Rather than going over the production yet again, this companion mainly concerns itself with themes and allusions. Comprehensive coverage of the entire franchise is the main thing this has going for it, but page limit and personal interest mean that coverage can only be fleeting.

Sunday, 6 June 2021

Alrightreads: TV VII

Alan Dean Foster, Star Trek: Three Exciting New Complete Stories

1975 / Audiobook / USA

***

The 1970s Power Records LP/comic sets are one of the more obscure continuities out there, but conceivably one of the most nostalgic for those born in a certain time and space. The ubiquitous Alan Dean Foster keeps things on brand with brief adventures that manage a mini message and even make use of the audio medium on occasion.
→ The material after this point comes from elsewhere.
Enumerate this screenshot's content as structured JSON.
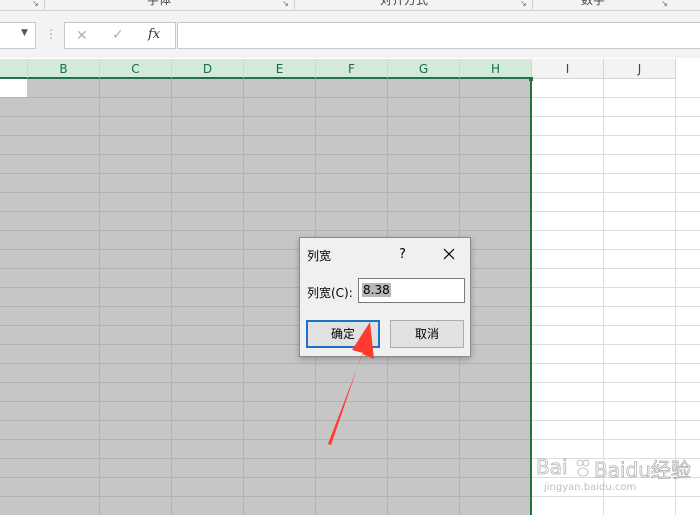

I don't know how well they work as comics, since I only glanced at those for the hilarious ethnic mixups.

Fave: 'The Crier in Emptiness'


Al Ewing, Rob Williams, Simon Fraser, Boo Cook and Warren Pleece, Doctor Who: The Eleventh Doctor – The Complete Year One

2014 (collected 2015) / Ecomics / 368 pages / UK

****

A decent stab at an intermediate era, coming out just after the real run ended means they can be retrospective about character and style while still being caught up in that zeitgeist. Along with the plot's characteristic mild non-linear tomfoolery, this makes it a more satisfying answer for what fans would be specifically searching for than the usual franchise blandness, with a David Bowie stand-in absorbing much of the compulsory quirk to take the pressure off our hero.


Tim Child and Dave Morris, Knightmare

1988 / Egamebook / 144 pages / UK

***

For the first and possibly only time in the series, the novella's the more engaging, uneven half, a chronicle of bloody vengeance that only remembers it's supposed to be for children as it goes along. The cramped gamebook has one too many unnecessarily harsh mechanics to make it worth the constant restarts. Nasty!


James Roberts, John Barber, Nick Roche and Alex Milne, The Transformers: More Than Meets the Eye

2011-12 (collected 2012) / Ecomics / 124 pages / UK/USA/Canada

***

Fortunately for my parents' bank account, I was born slightly too late for the most egregious toy advert cartoon of them all to really be part of my nostalgia (or I was just watching the wrong channel). Not really knowing what the hell was going on didn't hinder my enjoyment of this subversive mutilation of the premise into downbeat space survival sitcom, but it does mean there isn't sufficient motivation to continue, even with the side quest of spotting all the Red Dwarf references.


Neil Gaiman, Day of the Dead: An Annotated Babylon 5 Script

1998 / Ebook / 56 pages / UK

***

Scanning along with the episode, it was interesting to see how minimal the alterations were from script to screen. Not as interesting as if it had gone the other way, of course. Maybe one day he'll publish his Doctor Who scripts.